Burkina : Un spécialiste appelle à poursuivre les investissements massifs dans le secteur de l’énergie pour soutenir le développement
Ouagadougou, 11 juin 2026 (AIB) – L’expert en énergie et auteur de l’Essai : « Les défis d’une quête d’énergie dans un Burkina sahélien », Abdoulaye Kaboré, a salué les efforts consentis ces dernières années par les autorités burkinabè dans le secteur énergétique et les a exhortées à poursuivre les investissements massifs afin de renforcer la souveraineté énergétique du pays, qu’il considère comme le principal levier du développement.
Selon M. Kaboré, les autorités actuelles ont pleinement pris conscience de l’importance stratégique de l’énergie dans la transformation économique du Burkina Faso.
« Je souhaite seulement que les autorités continuent d’investir dans le secteur de l’énergie. S’il y a l’énergie à gogo, il y aura le développement à gogo. C’est une évidence », a-t-il déclaré lors d’un entretien accordé vendredi à AIB.

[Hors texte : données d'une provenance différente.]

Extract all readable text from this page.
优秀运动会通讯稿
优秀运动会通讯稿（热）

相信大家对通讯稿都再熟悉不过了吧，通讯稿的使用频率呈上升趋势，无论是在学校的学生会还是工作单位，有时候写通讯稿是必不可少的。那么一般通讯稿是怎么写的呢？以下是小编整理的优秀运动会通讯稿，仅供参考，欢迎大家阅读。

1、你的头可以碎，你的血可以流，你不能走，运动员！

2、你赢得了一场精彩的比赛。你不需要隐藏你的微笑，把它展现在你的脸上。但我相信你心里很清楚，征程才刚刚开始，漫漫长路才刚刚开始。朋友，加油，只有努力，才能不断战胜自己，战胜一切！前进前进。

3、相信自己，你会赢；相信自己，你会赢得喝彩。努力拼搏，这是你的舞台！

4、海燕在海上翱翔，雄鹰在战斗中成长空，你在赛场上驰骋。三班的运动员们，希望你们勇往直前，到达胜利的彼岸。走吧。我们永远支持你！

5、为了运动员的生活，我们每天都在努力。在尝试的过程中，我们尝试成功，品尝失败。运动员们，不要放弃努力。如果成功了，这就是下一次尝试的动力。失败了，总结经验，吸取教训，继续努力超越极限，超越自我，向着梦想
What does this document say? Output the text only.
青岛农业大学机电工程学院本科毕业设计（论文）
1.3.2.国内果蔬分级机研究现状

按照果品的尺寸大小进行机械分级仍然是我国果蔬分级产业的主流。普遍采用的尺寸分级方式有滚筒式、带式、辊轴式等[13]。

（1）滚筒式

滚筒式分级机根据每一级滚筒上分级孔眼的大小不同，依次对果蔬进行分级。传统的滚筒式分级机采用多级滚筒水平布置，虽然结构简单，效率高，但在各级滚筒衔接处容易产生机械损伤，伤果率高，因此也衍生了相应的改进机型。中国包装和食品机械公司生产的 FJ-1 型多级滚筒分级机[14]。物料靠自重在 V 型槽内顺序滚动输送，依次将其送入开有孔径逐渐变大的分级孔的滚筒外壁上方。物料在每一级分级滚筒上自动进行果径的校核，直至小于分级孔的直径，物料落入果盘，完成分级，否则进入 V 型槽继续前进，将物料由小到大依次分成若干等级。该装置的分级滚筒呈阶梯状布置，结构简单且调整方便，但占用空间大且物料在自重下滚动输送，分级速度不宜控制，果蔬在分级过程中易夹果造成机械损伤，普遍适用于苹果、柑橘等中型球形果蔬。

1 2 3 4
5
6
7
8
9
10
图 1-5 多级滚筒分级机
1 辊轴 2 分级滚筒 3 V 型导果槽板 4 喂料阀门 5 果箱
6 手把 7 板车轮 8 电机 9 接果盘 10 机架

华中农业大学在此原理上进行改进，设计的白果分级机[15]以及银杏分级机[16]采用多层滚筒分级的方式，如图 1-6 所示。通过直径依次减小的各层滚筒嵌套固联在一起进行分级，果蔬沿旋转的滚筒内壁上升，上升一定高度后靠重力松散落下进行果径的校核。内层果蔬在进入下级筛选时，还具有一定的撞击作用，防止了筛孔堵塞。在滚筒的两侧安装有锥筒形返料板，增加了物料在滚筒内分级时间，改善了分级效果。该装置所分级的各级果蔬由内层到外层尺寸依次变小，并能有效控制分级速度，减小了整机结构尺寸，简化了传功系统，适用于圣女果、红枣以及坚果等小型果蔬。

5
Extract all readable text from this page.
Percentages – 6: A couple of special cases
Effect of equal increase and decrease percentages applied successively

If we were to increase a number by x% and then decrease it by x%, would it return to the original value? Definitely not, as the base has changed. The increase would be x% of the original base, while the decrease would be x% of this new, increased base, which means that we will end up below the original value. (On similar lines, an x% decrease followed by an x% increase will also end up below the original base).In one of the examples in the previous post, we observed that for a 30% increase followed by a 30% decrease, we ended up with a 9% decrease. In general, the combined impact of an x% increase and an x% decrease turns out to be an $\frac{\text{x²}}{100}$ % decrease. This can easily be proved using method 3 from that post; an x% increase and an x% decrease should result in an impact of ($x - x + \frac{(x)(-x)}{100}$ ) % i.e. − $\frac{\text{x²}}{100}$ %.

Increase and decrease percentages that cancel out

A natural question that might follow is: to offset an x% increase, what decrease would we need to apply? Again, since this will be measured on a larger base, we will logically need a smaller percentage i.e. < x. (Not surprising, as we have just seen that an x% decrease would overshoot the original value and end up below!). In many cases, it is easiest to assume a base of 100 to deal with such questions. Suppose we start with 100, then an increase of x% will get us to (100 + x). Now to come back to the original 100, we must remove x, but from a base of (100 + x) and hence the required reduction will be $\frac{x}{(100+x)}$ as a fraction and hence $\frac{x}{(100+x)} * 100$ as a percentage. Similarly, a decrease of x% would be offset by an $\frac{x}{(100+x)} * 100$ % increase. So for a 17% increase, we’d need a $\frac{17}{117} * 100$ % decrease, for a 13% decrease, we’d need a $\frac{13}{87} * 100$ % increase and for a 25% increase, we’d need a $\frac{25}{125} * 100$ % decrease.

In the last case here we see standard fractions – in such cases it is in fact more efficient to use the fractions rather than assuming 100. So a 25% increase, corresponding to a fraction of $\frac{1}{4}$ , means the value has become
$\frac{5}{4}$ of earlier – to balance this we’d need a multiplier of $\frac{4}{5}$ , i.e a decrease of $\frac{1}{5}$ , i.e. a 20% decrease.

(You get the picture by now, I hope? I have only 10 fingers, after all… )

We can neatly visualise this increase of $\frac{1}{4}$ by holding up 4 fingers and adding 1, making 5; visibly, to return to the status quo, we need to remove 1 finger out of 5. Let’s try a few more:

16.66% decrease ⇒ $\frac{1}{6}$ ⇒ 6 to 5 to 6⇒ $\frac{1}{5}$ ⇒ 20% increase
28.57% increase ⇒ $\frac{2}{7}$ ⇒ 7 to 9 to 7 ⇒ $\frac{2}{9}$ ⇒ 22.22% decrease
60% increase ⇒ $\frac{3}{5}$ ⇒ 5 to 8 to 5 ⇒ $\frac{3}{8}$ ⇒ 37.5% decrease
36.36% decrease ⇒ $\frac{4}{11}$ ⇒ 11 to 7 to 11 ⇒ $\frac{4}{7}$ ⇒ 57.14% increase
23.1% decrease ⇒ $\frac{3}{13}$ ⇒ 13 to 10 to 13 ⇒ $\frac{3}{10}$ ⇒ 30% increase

Pour l’expert, malgré le contexte sécuritaire difficile que traverse le pays, le Burkina Faso demeure une destination attractive pour les investisseurs industriels, ce qui entraîne une hausse constante de la demande énergétique.
« C’est un paradoxe. On dit que le Burkina Faso est un pays en crise, mais beaucoup d’investisseurs veulent venir y installer leurs usines. Au cours des cinq dernières années, plusieurs unités industrielles se sont implantées dans le pays. Plus elles s’installent, plus le besoin en énergie augmente », a-t-il expliqué.
Face à cette dynamique, Abdoulaye Kaboré estime qu’il ne faut pas hésiter à consacrer des ressources importantes au développement des infrastructures énergétiques.
« Il ne faut pas trop calculer. Il faut investir massivement dans l’énergie. Les calculs, on les fera après et on constatera que l’on ne s’est pas trompé », a-t-il soutenu.
L’auteur considère que les investissements dans l’énergie produisent des retombées directes sur l’ensemble des secteurs socio-économiques. À ses yeux, accorder davantage de ressources à l’énergie peut contribuer davantage à l’amélioration des conditions de vie des populations que certains investissements sociaux pris isolément.
« Même si certains pensent qu’il doit y avoir une stricte parité entre le secteur social et le secteur énergétique, je suis convaincu que donner davantage au secteur de l’énergie profite finalement au social. Cela peut être démontré », a-t-il affirmé.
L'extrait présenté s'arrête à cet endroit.